Margaret Fiedler Koehler

Margaret Fiedler Koehler

Margaret (Peg) M. Fiedler Koehler graduated from Mineral Point High School in 1973. After graduating high school Koehler attended UW-Platteville where she earned her Bachelor of Science degree in Education, graduating in 1977. 

From 1979-1984, she taught economics and sociology at Mineral Point High School. Judge Koehler was nominated Teacher of The Year by the Mineral Point student body. She later served on the Mineral Point School Board from 1990-1994. 

Following teaching Koehler attended the University of Wisconsin Law school, where she received her law degree, graduating with honors, in 1987. After finishing law school, Koehler practiced as an attorney in Dodgeville. In 1998 Koehler moved her practice to Mineral Point. She was the Mineral Point City Attorney from 1992-2003.

As a judge, Koehler practiced law in Southwest Wisconsin including Iowa County, Green County, Grant County, Lafayette County, Richland County, and Dane County.

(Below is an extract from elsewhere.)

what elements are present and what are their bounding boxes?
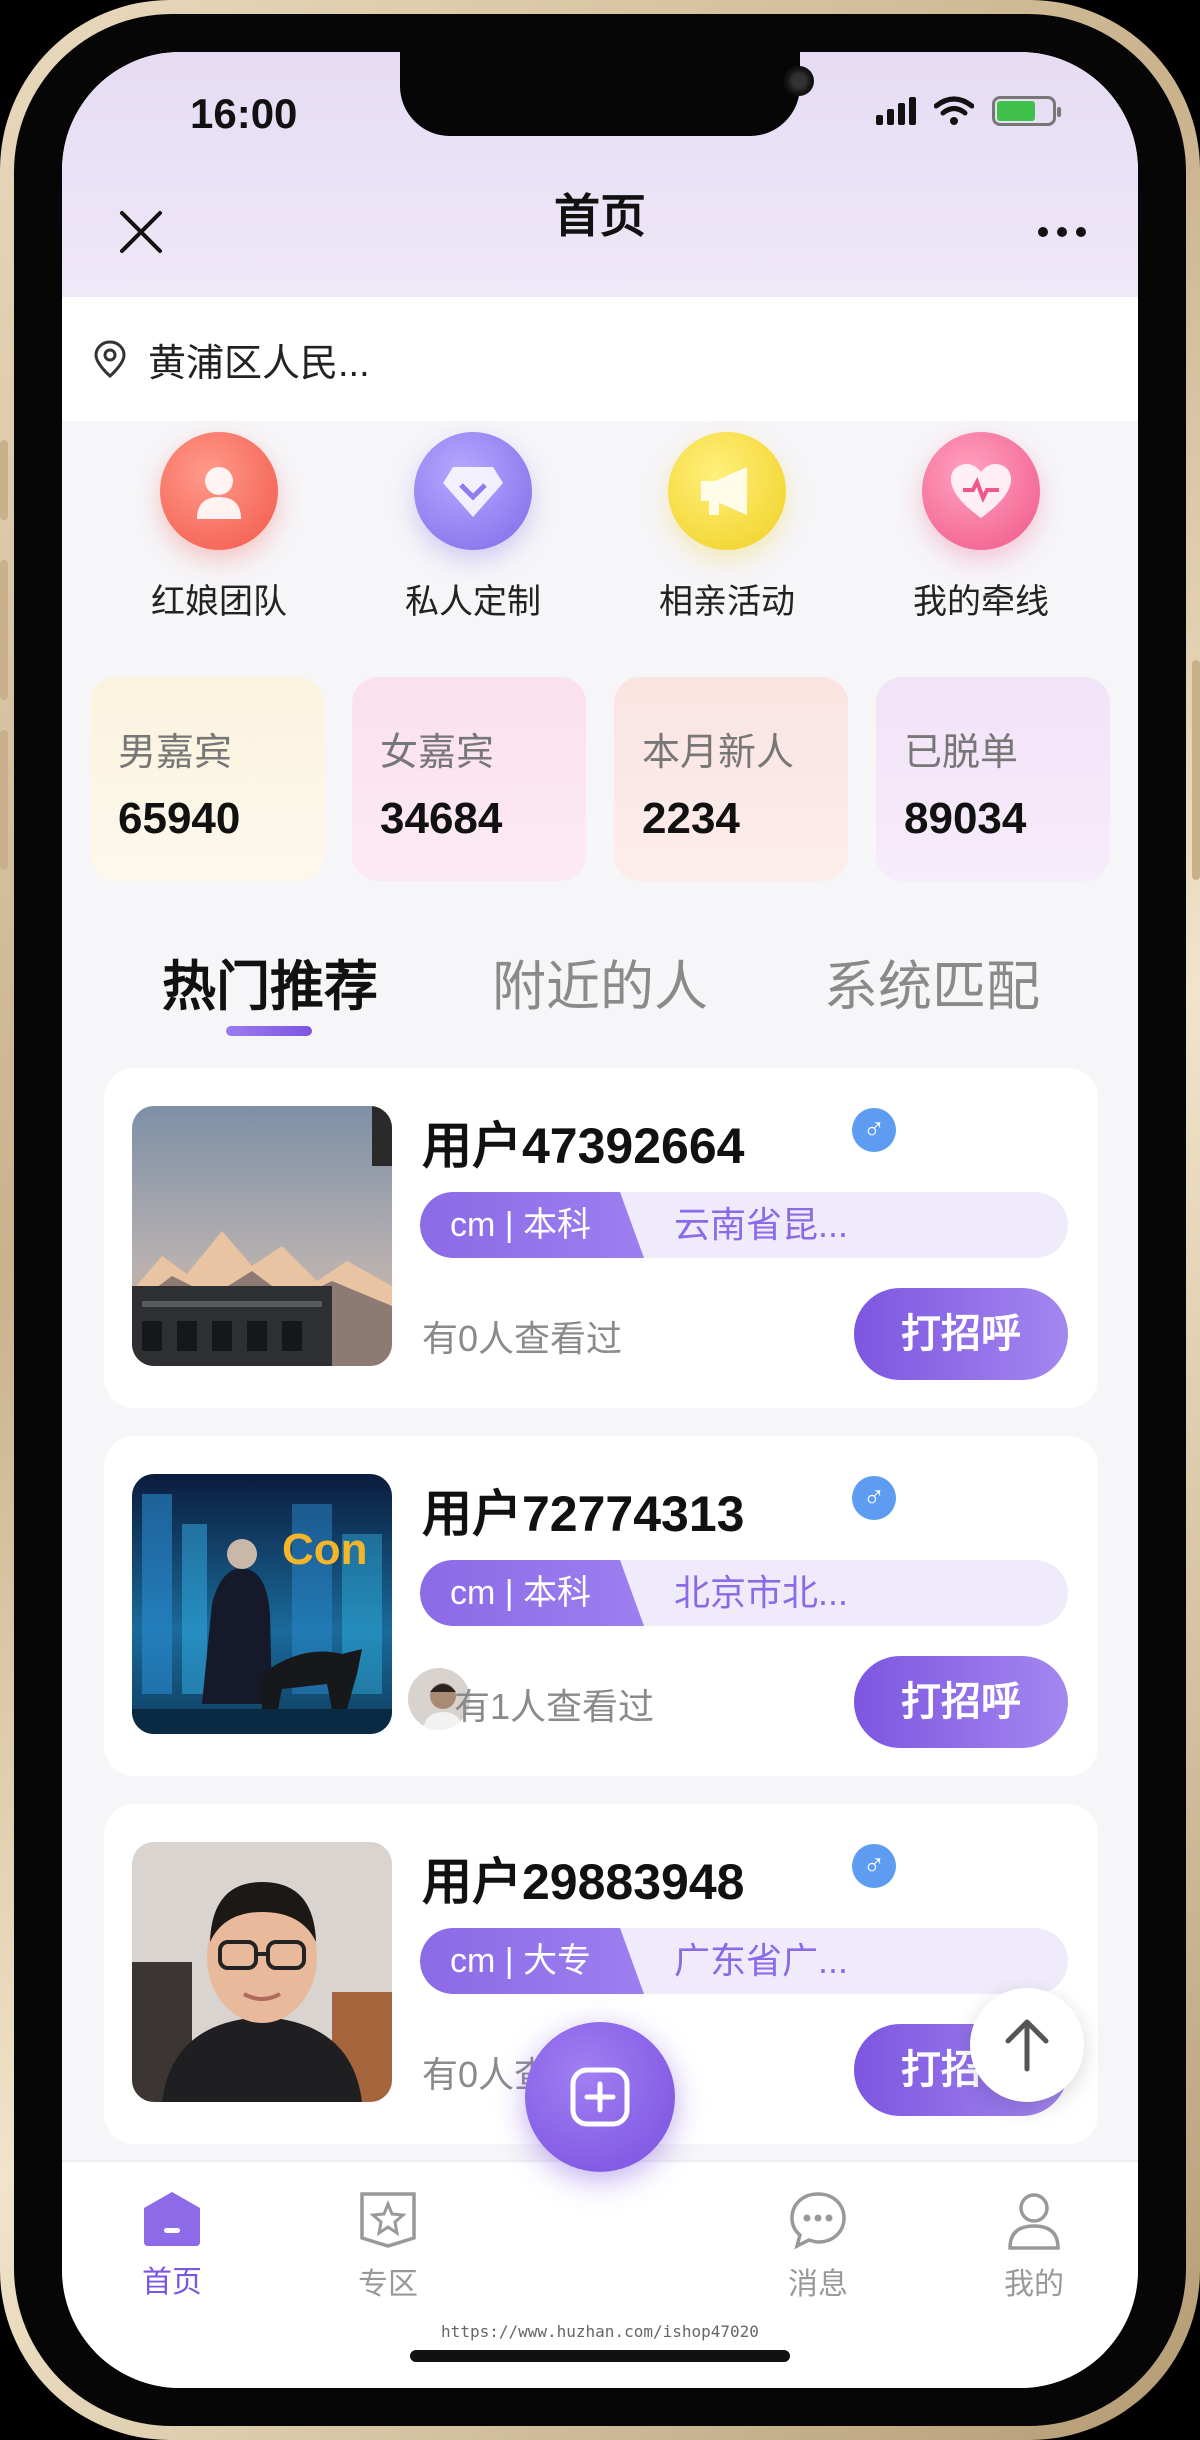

 Koehler’s practices include an emphasis on family law and Guardian ad Litem work, where she has litigated many family law matters. Koehler has represented children as a Guardian ad Litem, where her recommendations have been followed by the Court, about the placement of children. When asked what issues she saw in her job that kept her up at night, she said, “My decisions, but not very much. Prepare for decisions you make. Things can go either way.” 

 Judge Koehler handles involvement of personal injury; probate and estate planning; real estate; contracts; municipal law along with other civil matters. 

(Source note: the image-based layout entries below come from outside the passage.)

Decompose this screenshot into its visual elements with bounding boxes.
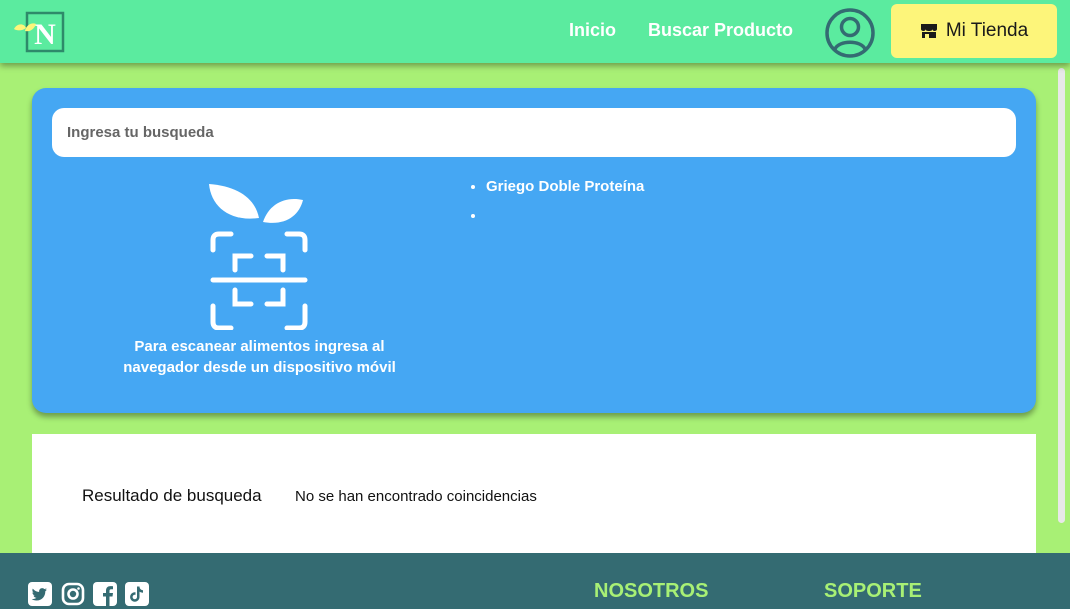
results-message: No se han encontrado coincidencias bbox=[295, 488, 537, 505]
mi-tienda-button[interactable]: Mi Tienda bbox=[891, 4, 1057, 58]
scan-instructions: Para escanear alimentos ingresa al naveg… bbox=[123, 338, 396, 376]
mi-tienda-label: Mi Tienda bbox=[945, 20, 1029, 41]
instagram-icon[interactable] bbox=[61, 582, 85, 606]
top-navbar: N Inicio Buscar Producto Mi Tienda bbox=[0, 0, 1070, 63]
suggestion-item[interactable]: Griego Doble Proteína bbox=[486, 178, 644, 207]
footer-heading-nosotros[interactable]: NOSOTROS bbox=[594, 580, 708, 603]
footer-heading-soporte[interactable]: SOPORTE bbox=[824, 580, 922, 603]
search-results-panel: Resultado de busqueda No se han encontra… bbox=[32, 434, 1036, 553]
brand-logo[interactable]: N bbox=[12, 11, 66, 53]
search-input[interactable] bbox=[52, 108, 1016, 157]
facebook-icon[interactable] bbox=[93, 582, 117, 606]
site-footer: NOSOTROS SOPORTE bbox=[0, 553, 1070, 609]
results-label: Resultado de busqueda bbox=[82, 486, 262, 505]
twitter-icon[interactable] bbox=[28, 582, 52, 606]
user-account-icon[interactable] bbox=[824, 7, 876, 59]
store-icon bbox=[920, 24, 937, 38]
search-card: Para escanear alimentos ingresa al naveg… bbox=[32, 88, 1036, 413]
suggestions-list: Griego Doble Proteína bbox=[468, 178, 644, 236]
nav-link-inicio[interactable]: Inicio bbox=[569, 20, 616, 41]
nav-link-buscar-producto[interactable]: Buscar Producto bbox=[648, 20, 793, 41]
tiktok-icon[interactable] bbox=[125, 582, 149, 606]
svg-text:N: N bbox=[34, 18, 56, 51]
scan-food-icon bbox=[209, 184, 308, 330]
suggestion-item[interactable] bbox=[486, 207, 644, 236]
scrollbar-thumb[interactable] bbox=[1058, 68, 1065, 523]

She has served on multiple State Bar committees, including the State Bar General Practice Committee and the Office Lawyer Regulation, In which she currently serves.

Judge Koehler is currently Board Director for Farmers Savings Bank, along with being a Trustee on the Board for Upland Hills Health. 

Judge Koehler’s background gives her the expertise to be a firm, fair, and impartial judge. 

When asked when she realized she wanted to pursue the path that led her to become a judge she said, “about age 12 I wanted to be a lawyer, but later on I realized that I wanted to be a judge.” 

The advice she would give to her high school self and others was, “to pay attention to English, take history, and grades mean everything. To study hard, because without good grades you will not be successful.”